6.1 INGEST DATA & METADATA

In some ways, the activity of archiving data, whether or not to a formal archive, is central to a longitudinal study (see Figures 1 and 6). Throughout the course of the whole study, data and associated metadata will need to be preserved, if only for use in later phases of the study.

As publications are generated, it will be good practice to be able to reproduce the exact set of data that were used in analyses for the publications. If the data are to be preserved at an archive (organization), something like an OAIS Submission Information Package SIP (http://public.ccsds.org/publications/archive/650x0b1.pdf) will need to be produced for submission.
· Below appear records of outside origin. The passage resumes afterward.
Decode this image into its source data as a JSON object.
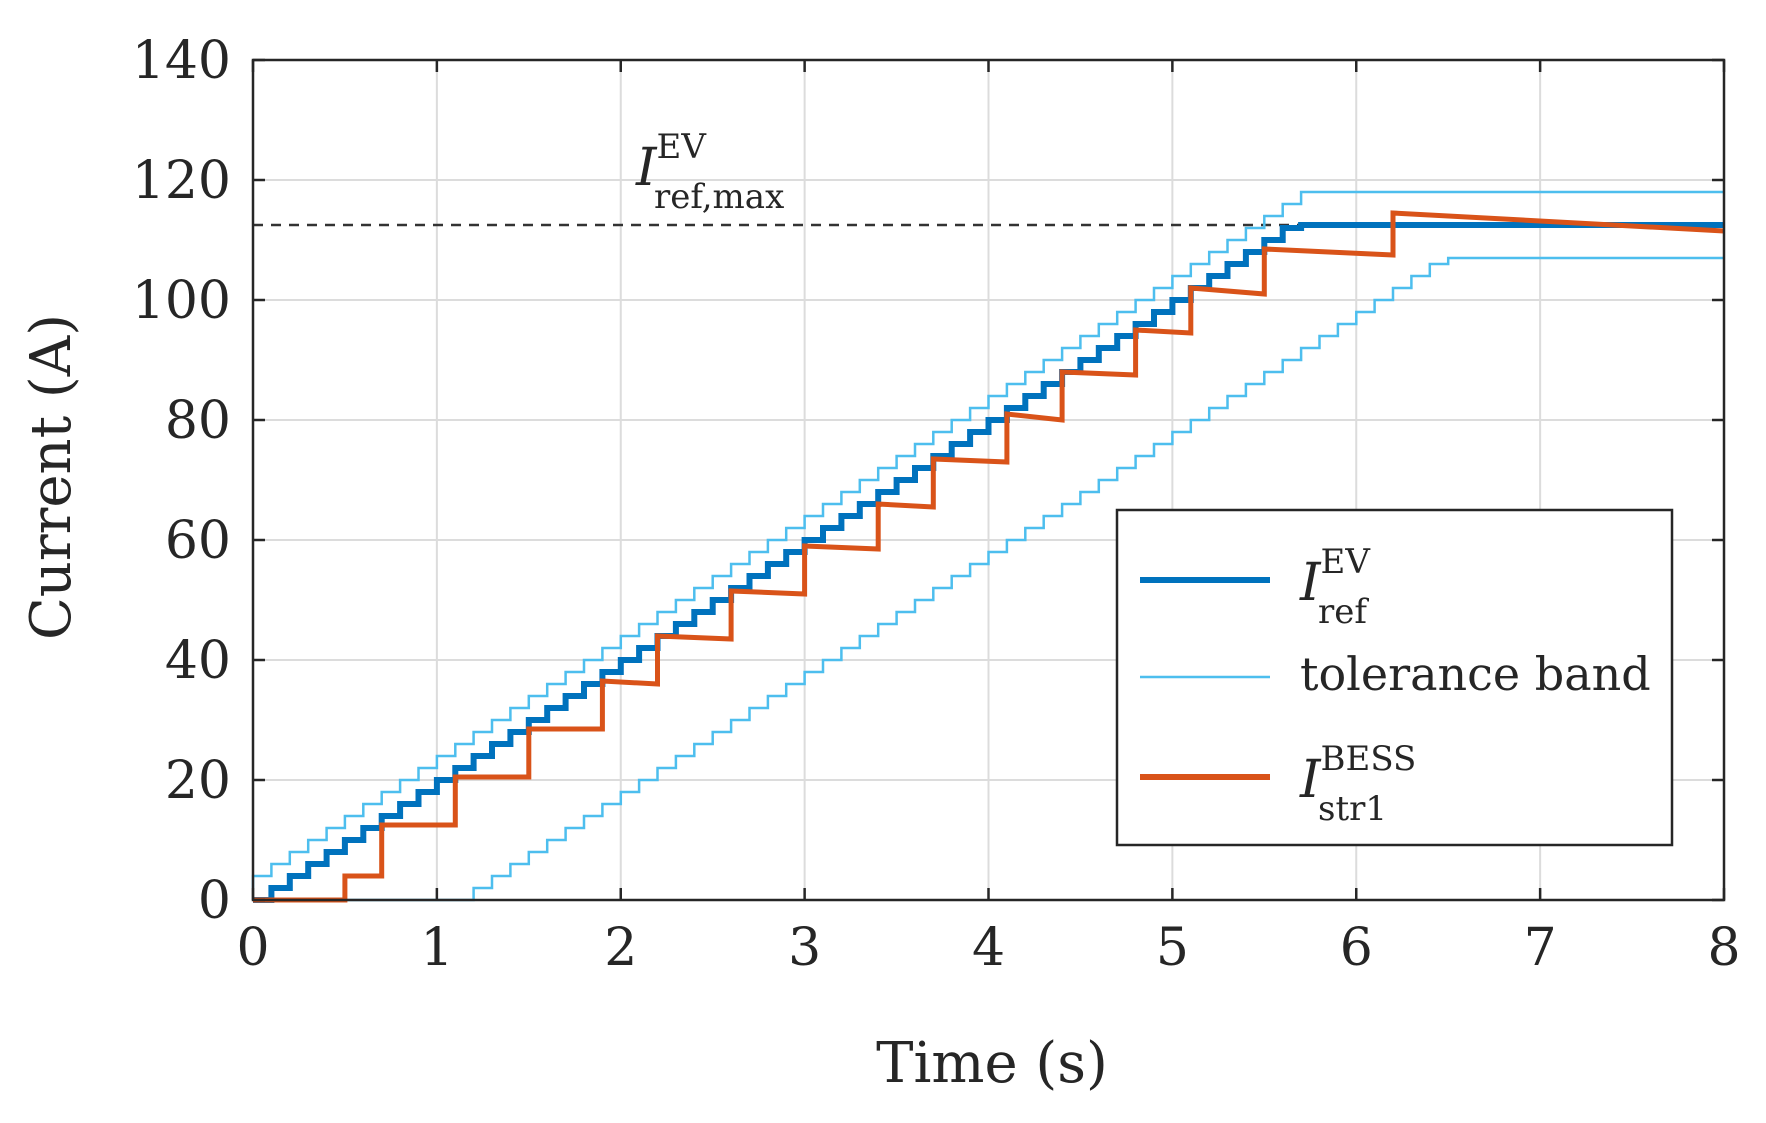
{
  "chart_data": {
    "type": "line",
    "xlabel": "Time (s)",
    "ylabel": "Current (A)",
    "xlim": [
      0,
      8
    ],
    "ylim": [
      0,
      140
    ],
    "xticks": [
      0,
      1,
      2,
      3,
      4,
      5,
      6,
      7,
      8
    ],
    "yticks": [
      0,
      20,
      40,
      60,
      80,
      100,
      120,
      140
    ],
    "xtick_labels": [
      "0",
      "1",
      "2",
      "3",
      "4",
      "5",
      "6",
      "7",
      "8"
    ],
    "ytick_labels": [
      "0",
      "20",
      "40",
      "60",
      "80",
      "100",
      "120",
      "140"
    ],
    "grid": true,
    "legend_position": "bottom-right",
    "colors": {
      "ref": "#0072BD",
      "band": "#4DBEEE",
      "bess": "#D95319",
      "threshold": "#333333",
      "grid": "#dcdcdc",
      "axis": "#262626"
    },
    "threshold": {
      "y": 112.5,
      "label_symbol": "I",
      "label_sup": "EV",
      "label_sub": "ref,max"
    },
    "series": [
      {
        "name": "I_ref^EV",
        "symbol": "I",
        "sup": "EV",
        "sub": "ref",
        "style": "step",
        "step_dt": 0.1,
        "start_t": 0.1,
        "y0": 0,
        "slope": 20,
        "ymax": 112.5,
        "end_t": 8
      },
      {
        "name": "tolerance band (upper)",
        "legend_label": "tolerance band",
        "style": "step",
        "step_dt": 0.1,
        "start_t": 0.0,
        "y0": 2,
        "slope": 20,
        "ymax": 118,
        "end_t": 8
      },
      {
        "name": "tolerance band (lower)",
        "style": "step",
        "step_dt": 0.1,
        "start_t": 1.2,
        "y0": 0,
        "slope": 20,
        "ymax": 107,
        "end_t": 8
      },
      {
        "name": "I_str1^BESS",
        "symbol": "I",
        "sup": "BESS",
        "sub": "str1",
        "style": "polyline",
        "points": [
          [
            0,
            0
          ],
          [
            0.5,
            0
          ],
          [
            0.5,
            4
          ],
          [
            0.7,
            4
          ],
          [
            0.7,
            12.5
          ],
          [
            1.1,
            12.5
          ],
          [
            1.1,
            20.5
          ],
          [
            1.5,
            20.5
          ],
          [
            1.5,
            28.5
          ],
          [
            1.9,
            28.5
          ],
          [
            1.9,
            36.5
          ],
          [
            2.2,
            36
          ],
          [
            2.2,
            44
          ],
          [
            2.6,
            43.5
          ],
          [
            2.6,
            51.5
          ],
          [
            3.0,
            51
          ],
          [
            3.0,
            59
          ],
          [
            3.4,
            58.5
          ],
          [
            3.4,
            66
          ],
          [
            3.7,
            65.5
          ],
          [
            3.7,
            73.5
          ],
          [
            4.1,
            73
          ],
          [
            4.1,
            81
          ],
          [
            4.4,
            80
          ],
          [
            4.4,
            88
          ],
          [
            4.8,
            87.5
          ],
          [
            4.8,
            95
          ],
          [
            5.1,
            94.5
          ],
          [
            5.1,
            102
          ],
          [
            5.5,
            101
          ],
          [
            5.5,
            108.5
          ],
          [
            6.2,
            107.5
          ],
          [
            6.2,
            114.5
          ],
          [
            8.0,
            111.5
          ]
        ]
      }
    ]
  }
}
These activities may involve converting data and metadata from some in-house format to a more generally accessible format for the long term.

The Producer-Archive Interface – Methodology Abstract Standard (PAIMAS) (ISO 20652: 2006) does seem relevant here with four phases (page 11 of Principles and Good Practice for Preserving Data): “These phases make explicit the steps an organization must take when archiving data.”

  • 6.11 Preliminary – Define the information to be archived
  • 6.12 Formal Definition – Develop agreement
  • 6.13 Transfer – Actual transfer of the objects
  • 6.14 Validation – Validate the transferred objects

6.2 ENHANCE METADATA

Metadata from the data collection and analysis phases of the study may be enhanced in multiple ways on an ongoing basis. They may be integrated into some widely searchable system (see, for example, the Wikipedia article “Linked data”). Metadata may also accumulate as data are cited and reused. Having links from the data to reuses and from those reuses to the data will enhance the value of the data. An important issue for enhancing is the connection between scholarly publications and data. These connections may be made by establishing persistent identifiers (e.g., like DOIs) for datasets that can be published later (see 7.5). Another enhancement may be to translate metadata and documentation into other languages to make it understandable for other communities.

6.3 PRESERVE DATA & METADATA

Data preservation requires ongoing activity. Storage media decay or become obsolete, new formats become necessary, metadata accrue with ongoing access and use, and desirable access methods evolve. Most projects have funding for a limited period. In many cases the need for preservation will outlive the original funding. Arrangements for ongoing preservation may need to be made with local institutional repositories or more global archives. These arrangements, made toward the beginning of a project may generate requirements for ingestion activities described in step 6.1 above. Access control policies may also need to be established.

6.4 UNDERTAKE ONGOING CURATION

Once the data are in an archive additional curation activities may generate metadata which can be recorded as DDI LifeCycleEvents. Data may be migrated to new formats, or replicated to multiple sites. Legal contracts for access to confidential data may be drawn. Assessment of disclosure risk will be an ongoing activity for the life of the data, as other external data and procedures with the potential for allowing disclosure emerge.